When using the custom analyzer, I see that the decompounding is working as expected:

GET /my_index/_analyze
{
"text": ["drehmomentschlüssel"],
"analyzer": "my_analyzer"{
"content": "schlüssel additional text“
}
}

As a result I get the tokens (drehmomentschlüssel, dreh, moment, schlüssel).
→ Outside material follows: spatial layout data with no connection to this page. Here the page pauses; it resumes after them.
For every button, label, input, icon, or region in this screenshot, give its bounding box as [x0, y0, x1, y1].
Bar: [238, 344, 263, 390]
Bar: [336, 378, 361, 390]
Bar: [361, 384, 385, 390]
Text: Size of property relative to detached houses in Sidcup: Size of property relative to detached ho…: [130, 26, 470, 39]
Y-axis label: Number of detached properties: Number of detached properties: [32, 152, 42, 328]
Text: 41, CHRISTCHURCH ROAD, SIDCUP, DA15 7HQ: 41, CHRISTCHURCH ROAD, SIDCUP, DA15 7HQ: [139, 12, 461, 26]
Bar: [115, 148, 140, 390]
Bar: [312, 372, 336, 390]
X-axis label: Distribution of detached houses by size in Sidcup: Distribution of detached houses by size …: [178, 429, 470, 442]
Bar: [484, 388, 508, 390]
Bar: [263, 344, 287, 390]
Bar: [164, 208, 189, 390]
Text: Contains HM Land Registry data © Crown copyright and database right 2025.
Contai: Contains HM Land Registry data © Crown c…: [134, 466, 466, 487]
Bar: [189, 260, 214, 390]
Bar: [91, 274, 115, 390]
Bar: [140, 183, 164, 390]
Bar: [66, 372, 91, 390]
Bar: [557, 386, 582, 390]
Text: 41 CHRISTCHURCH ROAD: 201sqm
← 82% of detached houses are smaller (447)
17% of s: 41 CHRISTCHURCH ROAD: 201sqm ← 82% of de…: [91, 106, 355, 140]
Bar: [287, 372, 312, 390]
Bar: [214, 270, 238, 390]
Next I index following two documents:
Document 1:

{"content":"drehmomentschlüssel additional text"}

Document 2:

{"content": "schlüssel additional text“}

Currently when I am searching for
(1)drehmomentschlüssel we get Document1, Document2
(2)schlüssel we get Document1, Document2

My desired result is the following:
Searching for
(1)drehmomentschlüssel we get Document1
(2)schlüssel we get Document1, Document2

So when indexing the decompounding hast to be done. Otherwise search (2) would not return Document1. So I have to use a different analyzer during search time.
Any ideas?

please share your query. It looks as if you are combining terms with an OR instead of an AND.

This topic was automatically closed 28 days after the last reply. New replies are no longer allowed.